Above: Number of stamp images collected by class, showing the beginning of the “long tail” of stamps with smaller representation. Note this is only the beginning of the long tail, as only classes with over 20 images are shown. Smaller classes would extend far to the right of the page.
Problems come up, though, when the initial training dataset isn’t varied enough to capture the complexity of the full dataset. Infamous failures of AI in the real world often originate in a biased or incomplete training dataset. The problem with the MiikeMineStamps dataset is that there are many, many people whose stamps are represented very few times. This means that there’s a “long tail” of rare stamps in the full dataset that is extremely difficult to capture in a training dataset.

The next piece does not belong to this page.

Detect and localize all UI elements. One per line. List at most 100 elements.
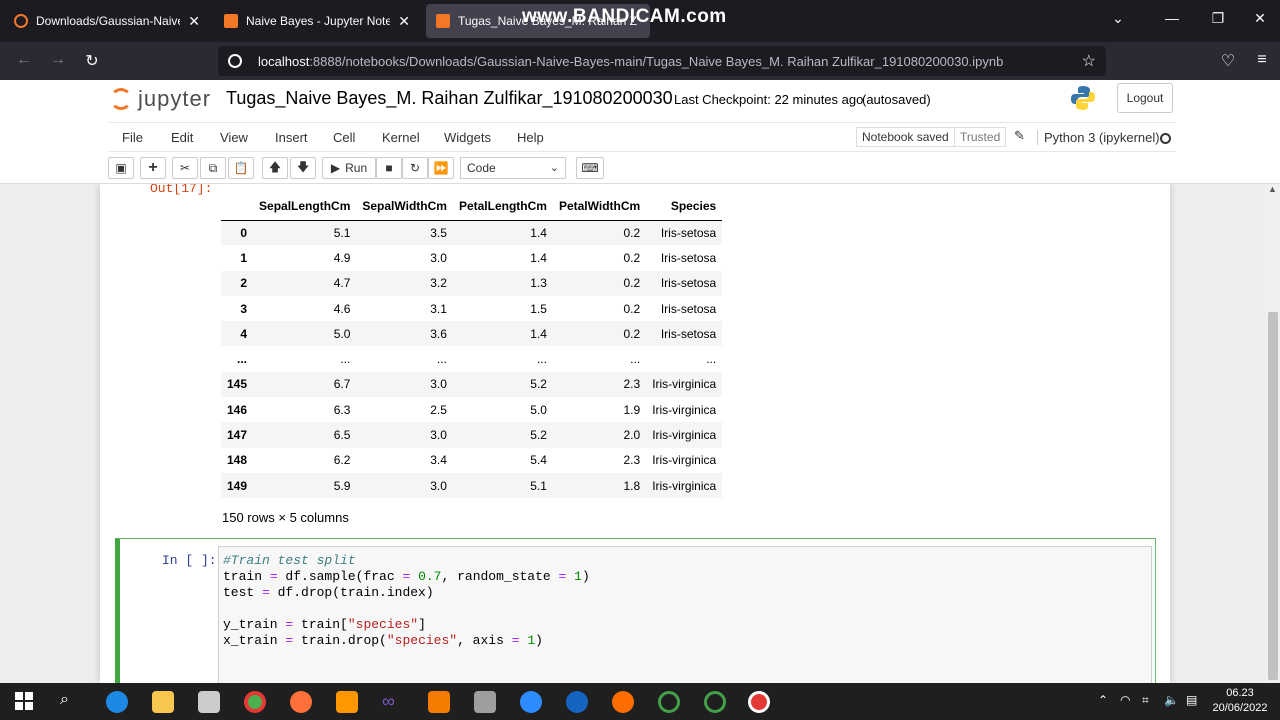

“Machine learning learns by examples. It’s all about having enough well-represented examples … When you have so many possible classes and limited, [rare] instances in each class … you need to [approach the problem] differently from what you normally would assume for a regular machine-learning task.”
–Paola Buitrago, PSC
To overcome that problem, the team applied a new, two-step method of ML. In the first step, they used three different datasets of general images—not stamps—to train the AI to detect and classify generic objects. Once it had done that, they used a classification model that grouped the stamps in general classes that included the rare ones. They then used those classes to randomly select stamps in a stamp-training dataset. This approach, a type of ML called active learning, enabled their AI to become flexible enough to recognize the long-tail stamps in the full dataset.
Using the AI-enabling advanced graphics processing units (GPUs) of PSC’s National Science Foundation-funded Bridges advanced research computer, and transitioning to the new, even more advanced NSF-funded Bridges-2 when Bridges retired, the team showed that repeated cycles of training could improve the AI’s average precision from 44.7 percent to 84.3 percent. That’s just a beginning; now that they’ve published this proof-of-concept study, they’d like to improve the AI’s performance and use it to study various other datasets that address a broad range of different questions. The researchers will present their findings in a paper at the International Conference on Document Analysis and Recognition (ICDAR 2021) on Sept. 5-10, 2021.